Mesothelioma

Q1. Which of the following are not true about peritoneal mesothelioma?
a) This disease is asscoiated with residents of lower income countries
b) Asbestos exposure is a notable cause
c) Females are more affected than males
d) Risk factor remian after exposure even if the cause is removed
 
 
 
Answers
1) a
Mesothelioma is seen in higher income countries because of the history of asbestos exposure and better facilities to diagnose it. It is most commonly seen in females and mortality occurs by an average of 66 years.

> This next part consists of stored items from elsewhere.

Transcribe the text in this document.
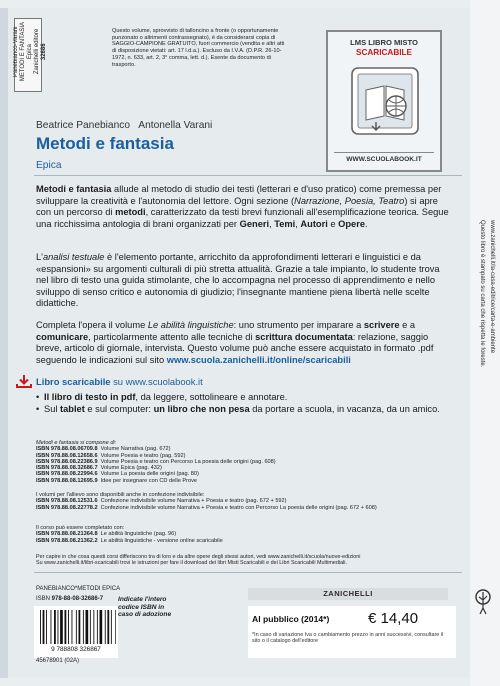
Panebianco-Varani
METODI E FANTASIA
Epica
Zanichelli editore
32686
Questo volume, sprovvisto di talloncino a fronte (o opportunamente punzonato o altrimenti contrassegnato), è da considerarsi copia di SAGGIO-CAMPIONE GRATUITO, fuori commercio (vendita e altri atti di disposizione vietati: art. 17 l.d.a.). Escluso da I.V.A. (D.P.R. 26-10-1972, n. 633, art. 2, 3° comma, lett. d.). Esente da documento di trasporto.
LMS LIBRO MISTO
SCARICABILE
WWW.SCUOLABOOK.IT
Beatrice Panebianco Antonella Varani
Metodi e fantasia
Epica
Metodi e fantasia allude al metodo di studio dei testi (letterari e d'uso pratico) come premessa per sviluppare la creatività e l'autonomia del lettore. Ogni sezione (Narrazione, Poesia, Teatro) si apre con un percorso di metodi, caratterizzato da testi brevi funzionali all'esemplificazione teorica. Segue una ricchissima antologia di brani organizzati per Generi, Temi, Autori e Opere.
L'analisi testuale è l'elemento portante, arricchito da approfondimenti letterari e linguistici e da «espansioni» su argomenti culturali di più stretta attualità. Grazie a tale impianto, lo studente trova nel libro di testo una guida stimolante, che lo accompagna nel processo di apprendimento e nello sviluppo di senso critico e autonomia di giudizio; l'insegnante mantiene piena libertà nelle scelte didattiche.
Completa l'opera il volume Le abilità linguistiche: uno strumento per imparare a scrivere e a comunicare, particolarmente attento alle tecniche di scrittura documentata: relazione, saggio breve, articolo di giornale, intervista. Questo volume può anche essere acquistato in formato .pdf seguendo le indicazioni sul sito www.scuola.zanichelli.it/online/scaricabili
Libro scaricabile su www.scuolabook.it
• Il libro di testo in pdf, da leggere, sottolineare e annotare.
• Sul tablet e sul computer: un libro che non pesa da portare a scuola, in vacanza, da un amico.
Metodi e fantasia si compone di:
ISBN 978.88.08.06709.8 Volume Narrativa (pag. 672)
ISBN 978.88.08.12658.6 Volume Poesia e teatro (pag. 592)
ISBN 978.88.08.22386.9 Volume Poesia e teatro con Percorso La poesia delle origini (pag. 608)
ISBN 978.88.08.32686.7 Volume Epica (pag. 432)
ISBN 978.88.08.22994.6 Volume La poesia delle origini (pag. 80)
ISBN 978.88.08.12695.9 Idee per insegnare con CD delle Prove
I volumi per l'allievo sono disponibili anche in confezione indivisibile:
ISBN 978.88.08.12531.6 Confezione indivisibile volume Narrativa + Poesia e teatro (pag. 672 + 592)
ISBN 978.88.08.22778.2 Confezione indivisibile volume Narrativa + Poesia e teatro con Percorso La poesia delle origini (pag. 672 + 608)
Il corso può essere completato con:
ISBN 978.88.08.21364.8 Le abilità linguistiche (pag. 96)
ISBN 978.88.08.21362.2 Le abilità linguistiche - versione online scaricabile
Per capire in che cosa questi corsi differiscono tra di loro e da altre opere degli stessi autori, vedi www.zanichelli.it/scuola/nuove-edizioni
Su www.zanichelli.it/libri-scaricabili trovi le istruzioni per fare il download dei libri Misti Scaricabili e dei Libri Scaricabili Multimediali.
PANEBIANCO*METODI EPICA
ISBN 978-88-08-32686-7 Indicate l'intero codice ISBN in caso di adozione
9 788808 326867
45678901 (02A)
ZANICHELLI
Al pubblico (2014*)	€ 14,40
*In caso di variazione Iva o cambiamento prezzo in anni successivi, consultare il sito o il catalogo dell'editore
Questo libro è stampato su carta che rispetta le foreste. www.zanichelli.it/la-casa-editrice/carta-e-ambiente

Risk of abdominal mesothelioma increases throughout life after asbestos exposure even when the offending agent is removed.
 
 
Introduction to mesothelioma
The most common primary malignant peritoneal neoplasm is malignant mesothelioma. The median survival rate for patients with this rare tumor is 4 to 12 months. This poor prognosis is due to the very advanced stage of the disease at the time of presentation. Patients present with abdominal pain, ascites, and weight loss.Omentum may be thickened and present as an epigastric mass. Fifty to 70 percent of patients will have a history ofasbestos exposure.
CT Scan Of Abdomen
CT will demonstrate mesenteric thickening, peritoneal studding, hemorrhage within the tumor, and ascites.
Laparoscopy/Laparotomy
At laparotomy the ascitic fluid ranges from a serous transudate to a viscous fluid rich in mucopolysaccharides. The neoplasm tends to involve all peritoneal surfaces producing large masses of tumor. In contrast to pseudomyxoma peritonei, local invasion of intra-abdominal organs, such as the liver, intestine, bladder, and abdominal wall, is the rule.
 
Differential Diagnosis
Secondary Carcinomatosis
Pseudomyxoma peritoneii
 
Treatment
Operative intervention is used to provide palliation for intestinal obstruction. Radiation therapy alone, whether using open field techniques, intraperitoneal instillation of radioactive agents, or external-beam radiation therapy, has had very limited success and significant associated morbidity. Intraperitoneal chemotherapy, including the use of cisplatin and mitomycin C, have been reported, but with very limited success.Even in those patients with complete response, relapse is generally rapid.